Tuesday, January 21, 2014

Navarette Nonsense, or Were We Conceived in Power?

A case argued before the U.S. Supreme Court today will go a long way in resolving the question of whether we have finally become a full-blown police state, or whether liberty has a chance of returning to the default status intended by the Framers.

In Navarette v. California, the question has been stated some places to be whether or not the police can stop a suspected drunk driver on an anonymous tip without the cops observing any suspicious or illegal driving conduct.  That is, really, can we elevate hunches to the status of reasonable suspicion if the subject matter is drunk driving, where there are already legions of exceptions to constitutional and statutory norms?  The irony here is that Navarette was not found to be a drunk driver.

The faceless finger-pointer claimed that he ran her off the road, so the cops just stopped someone driving what looked like the vehicle described, without observing any bad driving, and found marijuana!  They didn’t find a drunk driver, which is what all the hysterio-rhetoric is about, but instead a person possessing marijuana.  And that reveals the danger to us all from the government position in this litigation, doesn’t it?

California has advanced a truly revolutionary doctrine in constitutional discourse, however this revolution is not in the direction of liberty but of power.  They want to introduce into constitutional litigation the notion of a sliding scale of assessments, such that the more dangerous the crime, the less evidence necessary to support the liberty infringement to investigate that crime.  And, of course, drunk driving is sputtered to be of the most dangerous kind of all!  In addition to the stock hyperboles prefacing cases where drunk driving is the subject, the Chief Justice, distressed that cert. was denied in a previous, similar case [Virginia v. Harris], opined, in addition to other grotesque overstatements, “Drunk driving is always dangerous, as it is occurring.”

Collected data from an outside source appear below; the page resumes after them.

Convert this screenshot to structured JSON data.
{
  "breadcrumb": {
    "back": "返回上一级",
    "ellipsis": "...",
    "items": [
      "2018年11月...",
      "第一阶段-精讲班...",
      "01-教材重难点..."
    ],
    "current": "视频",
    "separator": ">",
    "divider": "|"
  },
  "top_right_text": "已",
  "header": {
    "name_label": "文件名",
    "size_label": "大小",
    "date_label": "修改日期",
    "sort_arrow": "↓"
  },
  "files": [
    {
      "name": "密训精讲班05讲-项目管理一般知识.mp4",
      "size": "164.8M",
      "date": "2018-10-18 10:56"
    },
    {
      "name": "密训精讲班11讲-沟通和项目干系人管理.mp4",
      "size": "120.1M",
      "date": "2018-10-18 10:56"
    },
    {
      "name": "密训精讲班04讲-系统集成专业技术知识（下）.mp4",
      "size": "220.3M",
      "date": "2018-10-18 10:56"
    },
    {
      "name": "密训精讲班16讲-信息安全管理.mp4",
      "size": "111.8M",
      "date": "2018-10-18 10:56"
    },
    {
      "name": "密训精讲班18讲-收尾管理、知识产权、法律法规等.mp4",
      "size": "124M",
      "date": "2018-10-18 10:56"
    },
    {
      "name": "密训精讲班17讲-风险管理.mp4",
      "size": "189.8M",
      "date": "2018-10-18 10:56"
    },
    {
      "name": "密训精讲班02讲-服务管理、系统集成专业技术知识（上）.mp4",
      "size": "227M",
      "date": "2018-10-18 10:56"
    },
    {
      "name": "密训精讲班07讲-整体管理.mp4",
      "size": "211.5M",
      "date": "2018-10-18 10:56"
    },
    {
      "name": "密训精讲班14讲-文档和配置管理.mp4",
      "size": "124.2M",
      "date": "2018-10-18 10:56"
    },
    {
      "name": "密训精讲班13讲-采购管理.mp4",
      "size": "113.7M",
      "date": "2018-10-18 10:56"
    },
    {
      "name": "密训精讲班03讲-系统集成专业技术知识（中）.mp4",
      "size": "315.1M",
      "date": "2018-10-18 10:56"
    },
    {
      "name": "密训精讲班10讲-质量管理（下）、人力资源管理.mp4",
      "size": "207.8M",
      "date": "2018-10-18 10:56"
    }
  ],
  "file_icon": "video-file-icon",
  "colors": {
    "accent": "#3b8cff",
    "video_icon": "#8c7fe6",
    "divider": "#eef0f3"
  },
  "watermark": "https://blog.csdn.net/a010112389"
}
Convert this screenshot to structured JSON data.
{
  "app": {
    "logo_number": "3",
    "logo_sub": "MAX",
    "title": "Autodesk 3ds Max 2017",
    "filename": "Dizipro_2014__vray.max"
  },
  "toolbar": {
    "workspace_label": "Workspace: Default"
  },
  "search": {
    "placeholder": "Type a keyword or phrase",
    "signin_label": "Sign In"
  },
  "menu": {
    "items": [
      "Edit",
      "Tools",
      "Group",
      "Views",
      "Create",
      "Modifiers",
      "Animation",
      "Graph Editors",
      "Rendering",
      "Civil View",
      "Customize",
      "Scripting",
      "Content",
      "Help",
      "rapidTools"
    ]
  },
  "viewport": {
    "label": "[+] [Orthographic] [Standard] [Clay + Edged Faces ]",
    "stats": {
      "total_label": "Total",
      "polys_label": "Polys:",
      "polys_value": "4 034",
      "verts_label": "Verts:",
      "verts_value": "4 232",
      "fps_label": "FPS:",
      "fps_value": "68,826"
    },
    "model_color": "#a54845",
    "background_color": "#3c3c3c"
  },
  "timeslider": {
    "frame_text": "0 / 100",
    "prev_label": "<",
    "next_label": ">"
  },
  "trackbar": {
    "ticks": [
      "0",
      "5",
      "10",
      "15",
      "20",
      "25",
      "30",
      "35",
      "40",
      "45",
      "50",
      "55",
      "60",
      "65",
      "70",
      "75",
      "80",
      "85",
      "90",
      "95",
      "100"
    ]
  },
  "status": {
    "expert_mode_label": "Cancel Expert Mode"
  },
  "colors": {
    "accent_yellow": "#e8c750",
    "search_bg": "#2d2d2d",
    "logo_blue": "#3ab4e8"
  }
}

Really?  By “drunk driving” do you mean a person driving with .08% and above but competently, or a person weaving all over the road, crashing into things, due to actual impairment by alcohol?  If the latter, then the dictum is not wide of the mark, but if the former, the reactionary chief resembles a Salem Witch Trial magistrate.  And if the latter, there would not need to be the rule proposed here, because the offense would be manifest.

It is utterly false that .08% alone signals dangerousness – it actually only signals political decisions over the decades, which started here at .15% and went to .10% and then to .08% solely because of political lobbyists’ efforts, not because of forensic science truths [which, as we see from the recent and ominous Vangelder, are not welcome in California courts when they upset the establishment view, a la Galileo v. Pope Urban VII].

If the police are allowed to subjectively claim that they suspect they are on the trail of a drunk driver on lesser standards than any other crime, we can count on seeing many more drunk driving investigations which “coincidentally” lead to other than drunk driving crimes, as in Navarette.  But I thought subjective beliefs of the cops are irrelevant, in the wake of Scalia’s Whren observations?  Are we going to have yet another drunk driving exception now, an exception to the subjective belief rule?

You see, the vehicle [!] that is bringing this case is the subject of anonymous finger-pointers, but the rule being sought has to do with a lessening of the quantum of evidence necessary for a traffic stop, regardless of how it is conveyed, if the officer believes the offense involved is of a certain nature.  Technically, if the courts really understood the relevant doctrines, anonymous finger-pointers could not support a stop in court here anyway, because that is hearsay, which might be admissible for suppression motions in the federal sphere, but which is not admissible under some state standards, including California’s [properly understood].  Here, there must be real “evidence” at the hearing, which would preclude a cop testifying that someone told him x, y, and z, whether that someone is known or anonymous.  That clear rule, the one of true evidence for suppression motions, appears to have gone by the wayside in these discussions, further proving that we are only a “learned profession” in pretense, not in practice.

It has long been the law, and a necessary component of it, that the results of a liberty infringement do not justify the nature of its inception.  What is being proposed here is a perverse twist on that rule – that the nature of what the cops thought they would find in the stop does support the nature of the initial liberty infringement, even if that thinking turned out to be factually wrong.  That is a most dangerous notion indeed.

Anonymous finger-pointers might have many motives for snitching off people, probably the least of which is a genuine, objective concern for traffic safety.  The rule proposed by government here would invite mischief by every angry boyfriend, disaffected former spouse, furious employer or employee, cop who can’t get a search warrant, and various other self-regarding sorts manufacturing horror stories to wreak harassment on enemies.  Lessening constitutional standards to enable vengeful utilization of eager government powers to deprive people of liberty not shown to be justified by what is actually observed by government presses us ever closer to the abyss, into whose depths we are increasingly in danger of tumbling.  We peer into its yawning depths, and it increasingly sneers back at us.

We were “conceived in Liberty,” not in expansive power, and the Courts increasingly seek to abort the fruits of that conception.  Over my dead Bar Card!

1 comment:

  1. Captain , What do you think will be the outcome of this case based on the argument and the hypothetical questions asked by the justices.